Auf den ersten Blick scheinen die Schlagzeilen der vergangenen zwölf Monate nichts Gutes für Emerging-Market(EM)-Investoren zu verheißen. Beherrscht wurden die Titelseiten im Jahr 2019 vor allem von Nachrichten über den US-chinesischen Handelskrieg, Sanktionen, Proteste und schwächere Wachstumsraten. Man sollte also meinen, dass EM-Anleihen ein schwieriges Jahr hinter sich haben. Tatsächlich aber ist das Gegenteil der Fall. Zum Zeitpunkt des Verfassens dieses Artikels hatten die wichtigen EM-Hartwährungsindizes seit Jahresanfang allesamt um mehr als 11 Prozent zugelegt. Diese Performance und die negativen Schlagzeilen scheinen sich zu widersprechen. Angesichts der Tatsache, dass Investment-Grade-Anleihen im Gesamtwert von rund 17 Billionen US-Dollar inzwischen negativ verzinst sind – Investoren also zunehmend für das Privileg, Anleihen zu halten, zahlen müssen –, lockt die vergleichsweise attraktive Verzinsung vieler EM-Anleihen jedoch immer mehr Investoren an.

Wird 2020 anders sein? Fundamental betrachtet wahrscheinlich nicht. Die Weltwirtschaft verliert weiter an Fahrt und kurzfristige Wachstumstreiber sind ebenfalls nicht erkennbar. Die Einkaufsmanagerindizes für das globale verarbeitende Gewerbe signalisieren, dass wir kurz vor einem Abschwung stehen könnten. In immer mehr Ländern liegen diese Indizes inzwischen unter der Marke von 50, was auf eine Rezession hindeutet. Wir befürchten, dass die gleiche Entwicklung auch auf den Dienstleistungssektor übergreifen könnte.

Wie begegnen wir dem Risiko eines langsameren Wachstums?
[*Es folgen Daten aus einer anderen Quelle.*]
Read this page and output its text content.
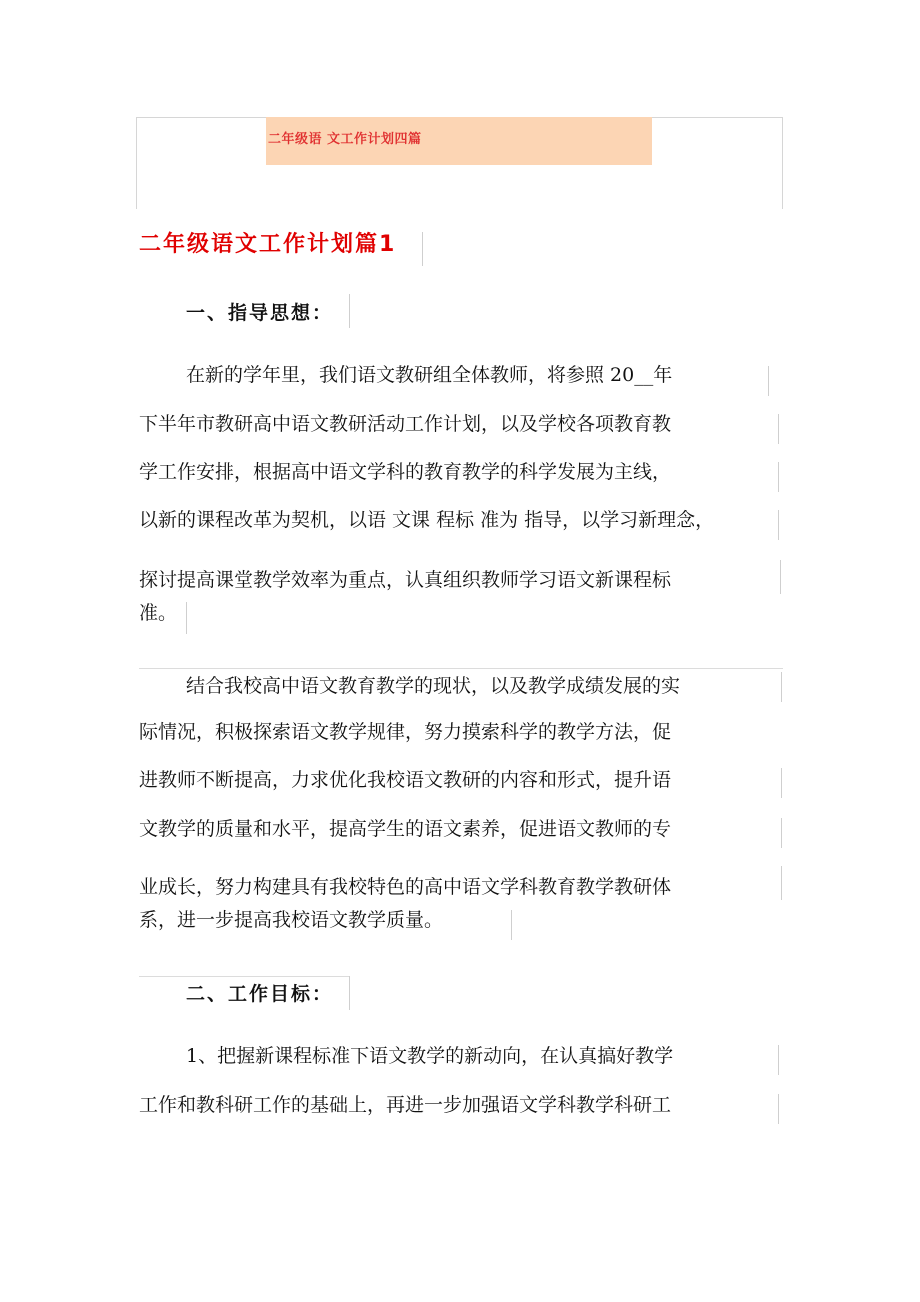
二年级语 文工作计划四篇
二年级语文工作计划篇1
一、指导思想：
在新的学年里，我们语文教研组全体教师，将参照 20__年
下半年市教研高中语文教研活动工作计划，以及学校各项教育教
学工作安排，根据高中语文学科的教育教学的科学发展为主线，
以新的课程改革为契机，以语 文课 程标 准为 指导，以学习新理念，
探讨提高课堂教学效率为重点，认真组织教师学习语文新课程标
准。
结合我校高中语文教育教学的现状，以及教学成绩发展的实
际情况，积极探索语文教学规律，努力摸索科学的教学方法，促
进教师不断提高，力求优化我校语文教研的内容和形式，提升语
文教学的质量和水平，提高学生的语文素养，促进语文教师的专
业成长，努力构建具有我校特色的高中语文学科教育教学教研体
系，进一步提高我校语文教学质量。
二、工作目标：
1、把握新课程标准下语文教学的新动向，在认真搞好教学
工作和教科研工作的基础上，再进一步加强语文学科教学科研工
Wir setzen auf einen strategisch defensiveren Investmentansatz mit einem diversifizierten Mix aus Ländern und Unternehmen, die in einem schwierigeren Umfeld überdurchschnittlich abschneiden können. Tatsächlich umfasst unser Anlageuniversum 83 Länder. Einige davon könnten zwar einen deutlicheren Abschwung zu spüren bekommen, jedoch bewegen sich nicht alle im gleichen Zyklus. Das heißt, viele dieser 83 Länder sollten sich auch dann gut halten, wenn die größte Volkswirtschaft der Welt 2020 oder 2021 tatsächlich in eine Rezession abrutschen sollte.

Wir identifizieren diese Länder anhand ihrer wichtigsten Wachstumstreiber. Vor dem Hintergrund des aktuell schwierigen globalen Handelsumfelds bevorzugen wir Länder, deren Wirtschaft stärker vom Binnenkonsum als vom Handel abhängig ist. Außerdem behalten wir die Zentralbanken im Blick – in mehreren Ländern wie Brasilien, Russland und Indien werden die Zinsen gesenkt und die Inflation ist weiterhin unter Kontrolle, was das Wachstum stützen sollte.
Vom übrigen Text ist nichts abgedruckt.